No two companies are exactly the same and so, over the years, various measures and parameters have evolved to facilitate comparisons between different businesses. Some of these so-called ‘metrics’ are relatively straightforward while others can be pretty complex but the key point for investors to keep in mind is any metric they do use should be economically or financially meaningful.
Some metrics really have stood the test of time, such as the perennially popular price/earnings or ‘PE’ ratio or – one of The Value Perspective’s particular favourites – the Graham & Dodd P/E. since it uses the previous 10 years’ earnings of a business to gain a more normalised figure, you can always know the Graham & Dodd P/E with 100% certainty. there is no guessing or interpretation – it is all fact.
To our eyes at least, other metrics can appear a good deal less satisfactory – in Five signs, for example, we highlighted how a company can move away from using traditional metrics and come up with its own to make the business seem better value. ‘Adjusted earnings’ is a classic example while earnings before assorted other considerations should be seen as something of a generic red flag.
Sometimes investors will go wrong relying on metrics they should not – a textbook example being ‘clicks per eyeball’, which gained some popularity at the height of the tech boom.
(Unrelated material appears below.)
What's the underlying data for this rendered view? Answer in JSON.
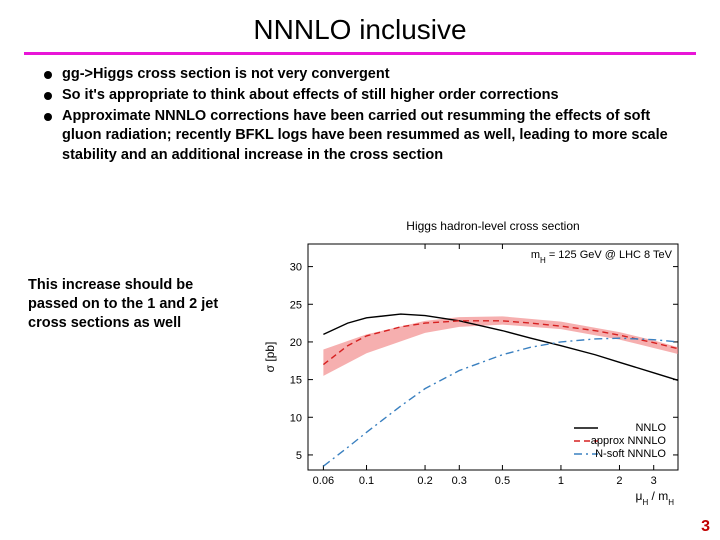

Other times they may use a perfectly good metric in the wrong scenario – as some equity investors currently appear to be doing with one known as ‘EV/EBITDA’.
Let’s leave the finer points of when and when not to use this idea of ‘enterprise value to earnings before interest, tax, debt and amortisation’ for another article and focus instead on the question of why significant numbers of investors can suddenly start using good metrics in a bad way or can latch onto plain bad metrics. to what degree does psychology play a part?
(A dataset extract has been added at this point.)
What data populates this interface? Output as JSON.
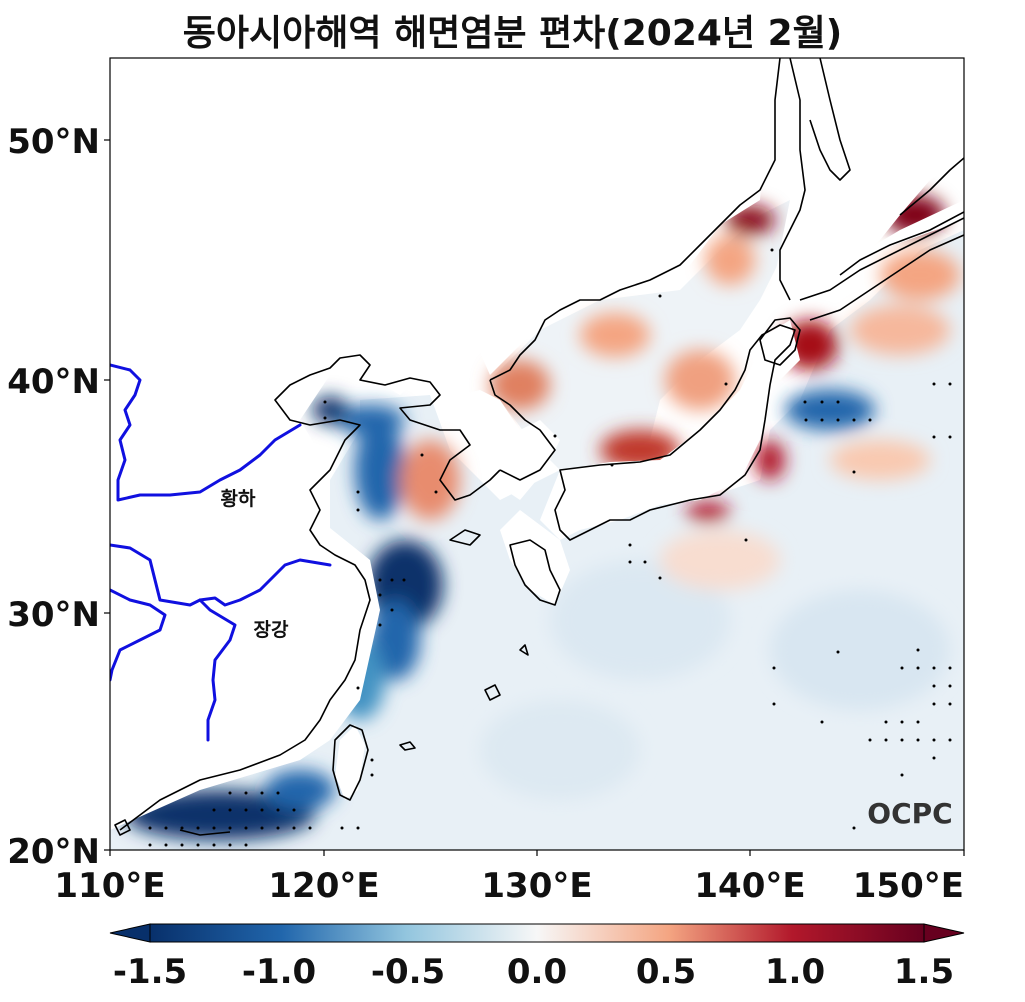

As the famous ‘conformity’ experiment conducted by psychologist Solomon Asch in the 1950s showed, for example, the desire to fit in with those around us can be a powerful motivator. In it, participants often changed their answer to a simple question so that they matched the responses of the majority who, unknown to them, had been primed to give the wrong answer.
Conjuring up a more arresting mental image is the experiment where five monkeys are put in a room with a ladder at the top of which is a banana. When one monkey tries to run up the ladder to grab the banana, it is drenched with a burst of icy water from a hose – as are the other four. All the monkeys soon learn not to approach the ladder.
One of the wet monkeys is then replaced with a dry one and, when it immediately tries to run up the ladder, it is set upon by the rest. When another dry monkey is introduced instead of a remaining wet one and tries to grab the banana, it is again attacked by the three remaining wet monkeys – and also by the first dry one.
Even when all five original monkeys have been replaced by new ones, any monkey that approaches the bottom of the ladder is immediately attacked by the rest – notwithstanding the fact none of them has ever seen the hose, let alone been drenched by it. None of them knows why they do so – in those dispiriting words of the Corporate Jobsworth, “That’s just the way it’s always been done around here”.
Unfortunately for science – if not for the monkeys involved – it appears this elaborate experiment may never have actually taken place in this form and the idea is more of an allegory for entrenched business thinking. even so, the moral holds true – think about what you are doing and why you are doing it or you risk being made a monkey of.